32 Grand Canal Street Lower, Dublin 2.
Roasted Brown
Despite what the name might imply, founder and former sound engineer Ferg Brown was a brewer before he was a roaster, and before that he was a serious drinker. Having developed a coffee habit in childhood, sound engineer Ferg Brown worked his way up the caffeine ladder, starting with a coffee cart that he took around Ireland. He opened his first café, Roasted Brown, in the FilmBase space now occupied by First Draft. It was in 2013 he started roasting his own in county Wicklow, and we’re glad he did, especially because of his espresso with its flavors of caramel, hazelnuts, and honey. Look for Roasted Brown in cafes around the city, like the swanky Love Supreme. Roasted Brown also has its own Dublin café, the somewhat preciously named Laine My Love on the industrial strip of Talbot Street.

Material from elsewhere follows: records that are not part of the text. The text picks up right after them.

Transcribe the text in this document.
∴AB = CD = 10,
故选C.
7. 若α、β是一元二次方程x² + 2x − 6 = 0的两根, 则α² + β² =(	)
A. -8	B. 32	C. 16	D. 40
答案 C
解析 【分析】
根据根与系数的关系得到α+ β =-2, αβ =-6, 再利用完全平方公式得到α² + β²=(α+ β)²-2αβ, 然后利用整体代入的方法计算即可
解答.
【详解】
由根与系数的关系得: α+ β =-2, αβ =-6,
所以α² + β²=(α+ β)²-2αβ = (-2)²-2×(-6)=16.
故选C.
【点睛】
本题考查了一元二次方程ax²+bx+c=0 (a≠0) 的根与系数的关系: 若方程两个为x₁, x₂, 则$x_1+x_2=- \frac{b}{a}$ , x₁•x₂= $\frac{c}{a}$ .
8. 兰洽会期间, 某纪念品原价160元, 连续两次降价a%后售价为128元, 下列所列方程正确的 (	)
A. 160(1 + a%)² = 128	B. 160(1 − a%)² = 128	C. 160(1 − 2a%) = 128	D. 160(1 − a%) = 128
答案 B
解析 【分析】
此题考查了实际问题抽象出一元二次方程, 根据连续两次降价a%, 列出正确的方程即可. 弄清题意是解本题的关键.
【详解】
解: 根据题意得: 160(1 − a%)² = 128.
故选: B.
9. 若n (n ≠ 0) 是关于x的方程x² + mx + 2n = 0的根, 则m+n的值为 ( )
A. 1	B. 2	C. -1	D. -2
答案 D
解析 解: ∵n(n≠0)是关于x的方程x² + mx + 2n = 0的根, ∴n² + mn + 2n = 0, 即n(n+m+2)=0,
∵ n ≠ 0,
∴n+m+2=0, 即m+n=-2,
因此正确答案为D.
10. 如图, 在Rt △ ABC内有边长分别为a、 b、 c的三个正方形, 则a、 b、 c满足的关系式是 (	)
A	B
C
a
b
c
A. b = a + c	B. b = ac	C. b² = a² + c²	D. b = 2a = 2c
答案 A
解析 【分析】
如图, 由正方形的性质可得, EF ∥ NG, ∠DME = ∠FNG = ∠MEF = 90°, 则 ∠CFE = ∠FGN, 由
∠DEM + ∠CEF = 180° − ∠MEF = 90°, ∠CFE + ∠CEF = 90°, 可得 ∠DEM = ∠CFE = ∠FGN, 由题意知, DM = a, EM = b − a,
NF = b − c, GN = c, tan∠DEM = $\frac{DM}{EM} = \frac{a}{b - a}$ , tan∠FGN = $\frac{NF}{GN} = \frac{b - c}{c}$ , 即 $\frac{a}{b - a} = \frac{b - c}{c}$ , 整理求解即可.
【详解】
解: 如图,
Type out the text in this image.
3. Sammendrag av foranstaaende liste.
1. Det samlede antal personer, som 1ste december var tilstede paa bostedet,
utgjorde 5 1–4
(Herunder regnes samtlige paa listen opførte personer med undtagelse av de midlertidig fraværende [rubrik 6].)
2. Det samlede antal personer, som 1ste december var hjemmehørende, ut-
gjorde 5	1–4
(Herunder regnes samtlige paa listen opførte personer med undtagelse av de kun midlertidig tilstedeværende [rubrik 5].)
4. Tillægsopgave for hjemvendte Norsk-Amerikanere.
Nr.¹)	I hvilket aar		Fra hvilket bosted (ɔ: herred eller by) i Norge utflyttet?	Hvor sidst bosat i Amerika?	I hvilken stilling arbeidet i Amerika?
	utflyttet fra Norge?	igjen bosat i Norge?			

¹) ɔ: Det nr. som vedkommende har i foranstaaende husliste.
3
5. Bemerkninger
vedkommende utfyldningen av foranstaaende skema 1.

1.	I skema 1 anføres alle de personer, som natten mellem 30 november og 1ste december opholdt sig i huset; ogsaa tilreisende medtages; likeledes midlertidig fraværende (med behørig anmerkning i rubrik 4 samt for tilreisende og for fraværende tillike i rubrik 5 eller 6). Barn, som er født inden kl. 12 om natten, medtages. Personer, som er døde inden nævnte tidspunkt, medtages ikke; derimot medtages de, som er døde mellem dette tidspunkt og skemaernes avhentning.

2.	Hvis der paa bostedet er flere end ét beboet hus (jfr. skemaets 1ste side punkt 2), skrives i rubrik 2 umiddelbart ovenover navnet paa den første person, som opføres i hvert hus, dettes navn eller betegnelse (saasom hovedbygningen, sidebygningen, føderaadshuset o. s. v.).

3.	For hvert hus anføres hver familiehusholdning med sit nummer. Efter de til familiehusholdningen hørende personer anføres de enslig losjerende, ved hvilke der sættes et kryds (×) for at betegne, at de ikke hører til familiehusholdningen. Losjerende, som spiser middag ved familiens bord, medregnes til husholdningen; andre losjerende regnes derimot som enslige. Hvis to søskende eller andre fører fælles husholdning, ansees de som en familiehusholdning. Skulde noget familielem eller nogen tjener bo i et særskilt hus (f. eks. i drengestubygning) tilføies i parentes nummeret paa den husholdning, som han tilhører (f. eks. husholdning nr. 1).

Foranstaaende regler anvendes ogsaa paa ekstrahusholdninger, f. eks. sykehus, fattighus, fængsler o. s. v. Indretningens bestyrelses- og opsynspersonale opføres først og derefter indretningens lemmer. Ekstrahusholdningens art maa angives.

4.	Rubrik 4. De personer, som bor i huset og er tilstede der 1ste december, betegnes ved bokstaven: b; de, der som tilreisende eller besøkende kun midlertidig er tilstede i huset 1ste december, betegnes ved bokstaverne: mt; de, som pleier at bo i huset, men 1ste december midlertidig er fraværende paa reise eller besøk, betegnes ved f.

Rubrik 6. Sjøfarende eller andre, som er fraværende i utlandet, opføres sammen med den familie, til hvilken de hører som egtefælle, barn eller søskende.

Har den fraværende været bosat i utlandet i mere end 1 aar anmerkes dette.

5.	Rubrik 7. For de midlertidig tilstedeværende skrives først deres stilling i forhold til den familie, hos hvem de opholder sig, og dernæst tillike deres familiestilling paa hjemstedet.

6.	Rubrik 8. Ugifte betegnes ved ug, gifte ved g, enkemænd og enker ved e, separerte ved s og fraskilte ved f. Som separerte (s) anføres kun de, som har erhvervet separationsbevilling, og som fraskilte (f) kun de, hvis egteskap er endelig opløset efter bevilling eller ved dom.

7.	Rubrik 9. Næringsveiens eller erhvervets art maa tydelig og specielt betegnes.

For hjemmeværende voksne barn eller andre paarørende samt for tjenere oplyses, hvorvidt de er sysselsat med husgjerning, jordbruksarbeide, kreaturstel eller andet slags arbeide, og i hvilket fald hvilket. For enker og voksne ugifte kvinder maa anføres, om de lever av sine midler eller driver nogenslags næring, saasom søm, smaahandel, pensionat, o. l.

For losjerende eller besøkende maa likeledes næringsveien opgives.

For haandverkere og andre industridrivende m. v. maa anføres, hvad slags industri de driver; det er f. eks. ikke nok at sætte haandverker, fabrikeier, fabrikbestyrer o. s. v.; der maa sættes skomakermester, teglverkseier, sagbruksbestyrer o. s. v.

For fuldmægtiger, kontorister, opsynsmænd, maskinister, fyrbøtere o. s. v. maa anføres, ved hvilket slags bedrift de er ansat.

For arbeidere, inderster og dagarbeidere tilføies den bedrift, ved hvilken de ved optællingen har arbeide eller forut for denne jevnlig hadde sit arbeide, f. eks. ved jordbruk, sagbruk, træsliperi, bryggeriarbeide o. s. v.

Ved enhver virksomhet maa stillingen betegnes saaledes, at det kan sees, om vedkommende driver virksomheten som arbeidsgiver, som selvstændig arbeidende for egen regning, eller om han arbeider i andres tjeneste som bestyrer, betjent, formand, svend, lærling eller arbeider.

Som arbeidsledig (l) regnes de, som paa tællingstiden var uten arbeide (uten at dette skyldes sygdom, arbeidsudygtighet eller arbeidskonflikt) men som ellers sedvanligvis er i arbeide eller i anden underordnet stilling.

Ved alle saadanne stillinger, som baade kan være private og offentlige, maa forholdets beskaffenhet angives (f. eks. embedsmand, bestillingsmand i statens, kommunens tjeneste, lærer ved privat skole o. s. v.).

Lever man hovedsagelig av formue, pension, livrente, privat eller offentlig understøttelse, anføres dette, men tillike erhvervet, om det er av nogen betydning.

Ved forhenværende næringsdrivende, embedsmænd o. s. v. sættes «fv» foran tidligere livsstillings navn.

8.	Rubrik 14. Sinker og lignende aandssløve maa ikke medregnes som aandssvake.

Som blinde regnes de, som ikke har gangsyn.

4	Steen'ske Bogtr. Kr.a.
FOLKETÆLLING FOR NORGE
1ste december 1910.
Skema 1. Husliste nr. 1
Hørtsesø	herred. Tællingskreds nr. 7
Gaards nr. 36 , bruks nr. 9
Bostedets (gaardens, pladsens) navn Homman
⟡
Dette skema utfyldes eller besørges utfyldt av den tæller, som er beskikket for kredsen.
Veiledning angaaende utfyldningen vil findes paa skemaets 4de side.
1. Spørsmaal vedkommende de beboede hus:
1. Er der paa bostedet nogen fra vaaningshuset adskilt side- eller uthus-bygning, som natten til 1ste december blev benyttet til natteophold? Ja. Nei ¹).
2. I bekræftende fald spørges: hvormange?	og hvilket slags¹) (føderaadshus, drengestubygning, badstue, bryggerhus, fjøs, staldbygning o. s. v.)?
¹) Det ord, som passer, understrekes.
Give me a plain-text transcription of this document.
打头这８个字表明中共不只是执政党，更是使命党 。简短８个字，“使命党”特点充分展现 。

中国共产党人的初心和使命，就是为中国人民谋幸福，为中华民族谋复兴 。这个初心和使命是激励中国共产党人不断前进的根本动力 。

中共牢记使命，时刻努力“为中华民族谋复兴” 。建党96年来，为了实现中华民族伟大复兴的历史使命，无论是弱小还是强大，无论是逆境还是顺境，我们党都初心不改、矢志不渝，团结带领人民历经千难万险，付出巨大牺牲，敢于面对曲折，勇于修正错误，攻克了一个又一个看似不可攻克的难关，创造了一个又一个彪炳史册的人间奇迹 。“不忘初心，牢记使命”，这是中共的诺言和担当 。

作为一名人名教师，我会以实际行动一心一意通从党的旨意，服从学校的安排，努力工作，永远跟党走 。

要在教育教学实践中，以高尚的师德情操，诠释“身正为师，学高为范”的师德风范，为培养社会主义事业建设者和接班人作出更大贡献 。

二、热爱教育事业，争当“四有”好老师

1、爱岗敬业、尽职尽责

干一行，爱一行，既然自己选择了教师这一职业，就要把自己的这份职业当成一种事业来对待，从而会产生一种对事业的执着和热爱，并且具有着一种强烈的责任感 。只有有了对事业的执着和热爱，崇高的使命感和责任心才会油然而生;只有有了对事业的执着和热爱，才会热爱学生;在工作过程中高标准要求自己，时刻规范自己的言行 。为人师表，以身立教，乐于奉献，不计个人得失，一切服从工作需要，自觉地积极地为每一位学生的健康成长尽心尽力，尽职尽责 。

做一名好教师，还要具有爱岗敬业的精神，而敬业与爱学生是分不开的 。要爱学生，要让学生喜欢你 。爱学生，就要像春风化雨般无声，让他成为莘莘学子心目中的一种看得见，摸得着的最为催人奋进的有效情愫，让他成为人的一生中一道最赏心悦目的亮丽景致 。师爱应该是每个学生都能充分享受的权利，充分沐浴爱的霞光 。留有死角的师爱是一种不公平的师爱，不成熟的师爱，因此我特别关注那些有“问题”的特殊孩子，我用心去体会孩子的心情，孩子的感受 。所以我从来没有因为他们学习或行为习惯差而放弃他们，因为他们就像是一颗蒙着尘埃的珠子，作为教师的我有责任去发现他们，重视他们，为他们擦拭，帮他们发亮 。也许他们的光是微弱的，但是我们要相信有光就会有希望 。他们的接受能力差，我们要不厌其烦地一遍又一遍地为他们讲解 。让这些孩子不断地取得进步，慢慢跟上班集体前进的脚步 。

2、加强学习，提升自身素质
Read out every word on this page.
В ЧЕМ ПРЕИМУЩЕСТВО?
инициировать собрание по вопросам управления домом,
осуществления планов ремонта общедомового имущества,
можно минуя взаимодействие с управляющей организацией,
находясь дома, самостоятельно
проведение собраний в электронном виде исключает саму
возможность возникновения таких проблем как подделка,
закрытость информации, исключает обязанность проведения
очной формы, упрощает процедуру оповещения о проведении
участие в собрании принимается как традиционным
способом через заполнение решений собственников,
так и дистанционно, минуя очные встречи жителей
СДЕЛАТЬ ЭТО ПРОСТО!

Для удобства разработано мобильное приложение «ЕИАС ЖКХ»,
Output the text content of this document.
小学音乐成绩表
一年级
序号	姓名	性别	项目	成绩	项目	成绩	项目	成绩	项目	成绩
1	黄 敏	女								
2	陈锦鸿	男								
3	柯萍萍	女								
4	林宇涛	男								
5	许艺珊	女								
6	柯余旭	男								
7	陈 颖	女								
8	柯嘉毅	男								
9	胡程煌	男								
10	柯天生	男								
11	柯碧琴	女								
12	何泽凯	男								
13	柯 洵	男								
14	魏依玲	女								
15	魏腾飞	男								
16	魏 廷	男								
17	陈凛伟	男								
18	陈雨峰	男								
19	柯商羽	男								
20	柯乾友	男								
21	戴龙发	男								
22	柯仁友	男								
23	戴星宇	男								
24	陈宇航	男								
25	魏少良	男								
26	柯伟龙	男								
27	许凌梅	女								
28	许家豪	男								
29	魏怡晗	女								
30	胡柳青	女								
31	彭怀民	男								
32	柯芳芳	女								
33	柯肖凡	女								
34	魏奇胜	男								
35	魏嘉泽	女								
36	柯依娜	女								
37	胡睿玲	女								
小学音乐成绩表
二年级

32 Grand Canal Street Lower, Dublin 2.
Bewley’s Oriental Café
Long before contemporary specialty cafés, there was, in the 17th-19th centuries, a buzzing culture of the Dublin coffeehouse. Students, scions, writers, politicians, and philosophers, fired up by the cool, new drinks of java and cha, would gather to debate and pontificate, and occasionally plot rebellions and challenge each other to duels. The Dublin coffeehouse lost its luster in the mid-twentieth century, but in its heyday, it was quite the scene.
For a taste of the way they did it in the old days, step into Bewleys Oriental Café. Samuel Bewley, a Quaker entrepreneur, was the first man in 1830 to import Chinese tea directly to Dublin. Bewley’s Oriental Café on Grafton Street still stands when the Bewley family opened it in 1927. Take in the velvet seats, the kitsch but still dazzling Orientalist mosaics, high ceilings, and the stained glass windows. The waitstaff are in starched white shirts, and there are twisting staircases and the nooks for private conversation. Occasionally they even do a reading or put on a play. It might be a bit of a tourist trap, but Bewley’s is still magical.
Note:
Bewley’s Oriental Café on Grafton Street is closed for renovations, and due to reopen next year. There are other Bewleys in the city, easily recognizable by its retro, copperplate script logo. Our thoughts? If you want the Bewley experience, hold out for the Oriental reopening.
32 Grand Canal Street Lower, Dublin 2.